I find quite the opposite, which is why I disagree. I find greed to be a useful motivational tool and giving to be parasitic unless something equal comes in return, which would simply be neutralism. While greed on the other hand, when fair (as in actually defining proper ownership and following those terms), is true Commensalism.
I'm not saying that I'm right and you both are wrong. Basically, all I'm saying is, watch out for glitches in what you find truth.
But what if these visions are in fact simply a face of a deeper and higher reality? I'm calling them visions to separate them out from brain-farts - they're not hallucinations in this sense at all - they're more mental object that represent higher truths from the subconscious mind, not just a bunch of bizarre stuff without meaning. They archetypal in form. Whopping big difference than seeing wild colors flashing and stuff. They are in fact reflecting a deep, cosmic, universal reality that we are all part of. So what if it's a difference face on them?
I addressed this in my previous post. Some do, some don't. Whether they have metaphysical meaning or not, visions or brain-farts do not hold literal reflections of reality. I may see a brain-fart of a spider crawling up my wall, or ginnie pigs scattered all over my room and squeaking annoyingly for minutes (both of which I had experienced) and at the time I could not distinguish them from reality. I may see a brain fart of a friend in my basement asking me for a cigarette and I hand him one, and the next day remember that my friend never came over and wonder where that cigarette went to, which I also had experienced.
Then, I may have a vision of leaving my body, tasting the words coming out of my mouth, and feeling emotion as if it were physical and feeling physical as if it were emotional, and as I move further and further from my body, I'd feel more and more comfortable as if I were getting closer to some kind of divinity, as if it were just around the corner and I'd feel complete perfect emotion in another couple of steps, only to find out that this perfect emotion was not around the corner but may be nearby, but never was. Which I also had experienced multiple times.
All of them: The brain farts and the visions... they all never really happened. They were a mentally generated experience that was filled with meanings my unconscious mind recently uncovered and put them consciously into play. However, the only difference between brain farts and visions would be that visions seem more appropriately meaningful and not random than brain farts.
I very much am a mystic. And I certainly do not miss the reality that each person is individual and what is exposed for them, is for them, from them.
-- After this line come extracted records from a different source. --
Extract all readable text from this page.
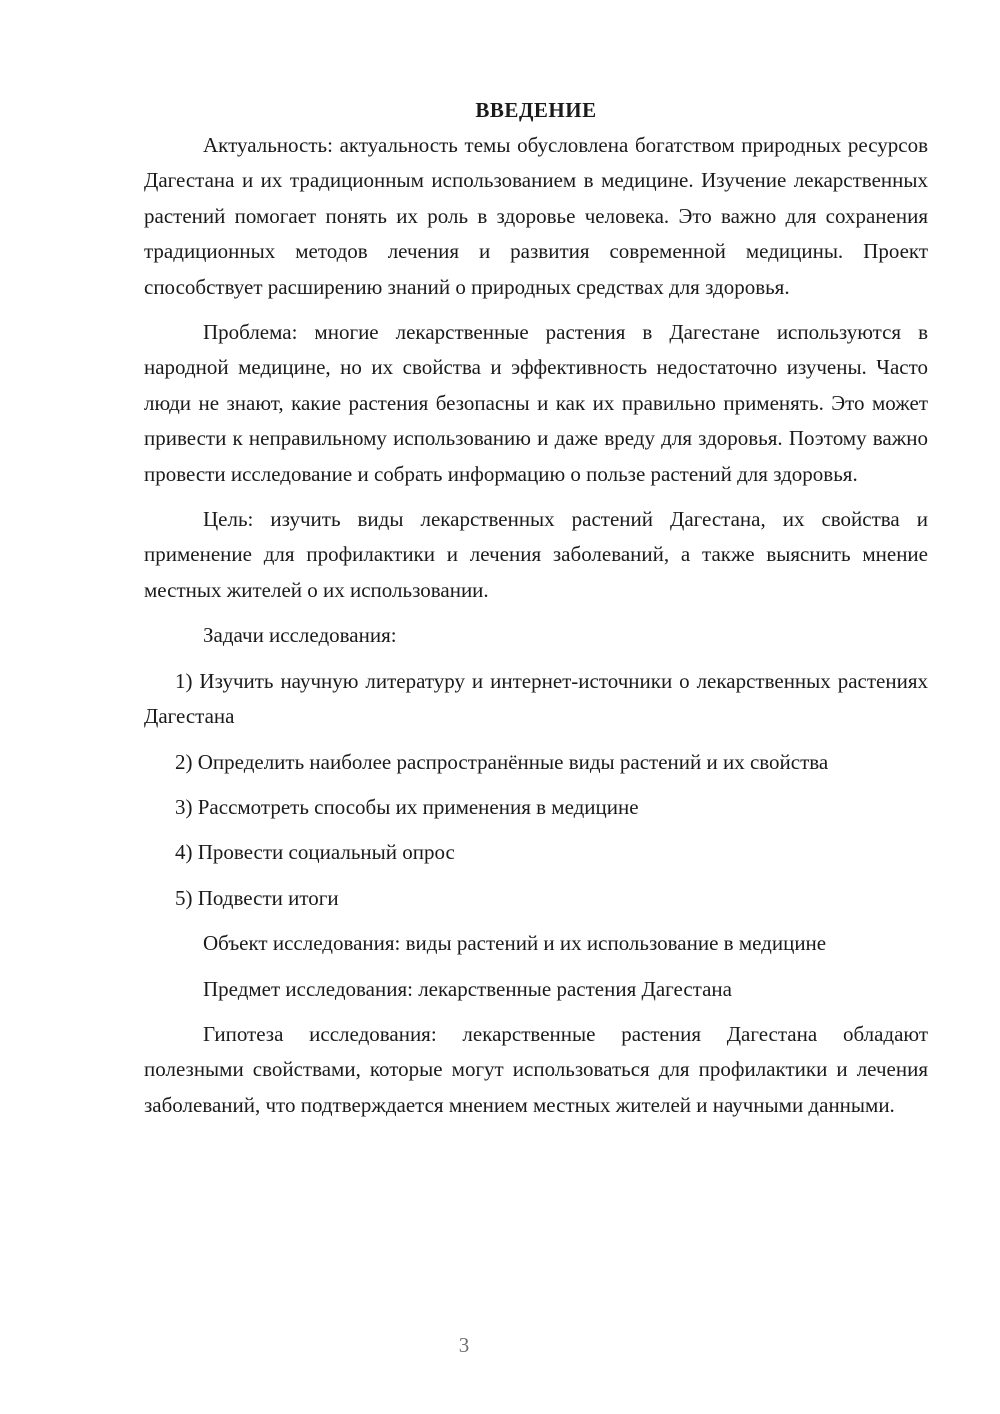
ВВЕДЕНИЕ

Актуальность: актуальность темы обусловлена богатством природных ресурсов Дагестана и их традиционным использованием в медицине. Изучение лекарственных растений помогает понять их роль в здоровье человека. Это важно для сохранения традиционных методов лечения и развития современной медицины. Проект способствует расширению знаний о природных средствах для здоровья.

Проблема: многие лекарственные растения в Дагестане используются в народной медицине, но их свойства и эффективность недостаточно изучены. Часто люди не знают, какие растения безопасны и как их правильно применять. Это может привести к неправильному использованию и даже вреду для здоровья. Поэтому важно провести исследование и собрать информацию о пользе растений для здоровья.

Цель: изучить виды лекарственных растений Дагестана, их свойства и применение для профилактики и лечения заболеваний, а также выяснить мнение местных жителей о их использовании.

Задачи исследования:

1) Изучить научную литературу и интернет-источники о лекарственных растениях Дагестана

2) Определить наиболее распространённые виды растений и их свойства

3) Рассмотреть способы их применения в медицине

4) Провести социальный опрос

5) Подвести итоги

Объект исследования: виды растений и их использование в медицине

Предмет исследования: лекарственные растения Дагестана

Гипотеза исследования: лекарственные растения Дагестана обладают полезными свойствами, которые могут использоваться для профилактики и лечения заболеваний, что подтверждается мнением местных жителей и научными данными.

3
That's why I say it is entirely valid for it to take many and varied forms. And it should. And it does. But, there are universal truths that are in fact shared through mystical experience. That all is One, that all is connected, that our perceptual realities are relative, and not absolute, and so forth. As it says in my signature, at the peak we all gaze at the single bright moon. There is the Absolute, and the relative. The universals is that we are all experiencing these things in their many and varied forms, towards the realization of the Infinite Ground, or Source which every single one of us arise from.
Many mystics I've talked to as well, including myself, will agree with what you said, that all is One. However this doesn't mean it's a universal truth, as reality is truly defining only under perspective, most of reality is subjective, and thus most of reality is personal. There are plenty of dualist mystics out there as well. There are also mystical reality-objectivists out there.
My point is, there is no common grounds that ALL mystics agree on.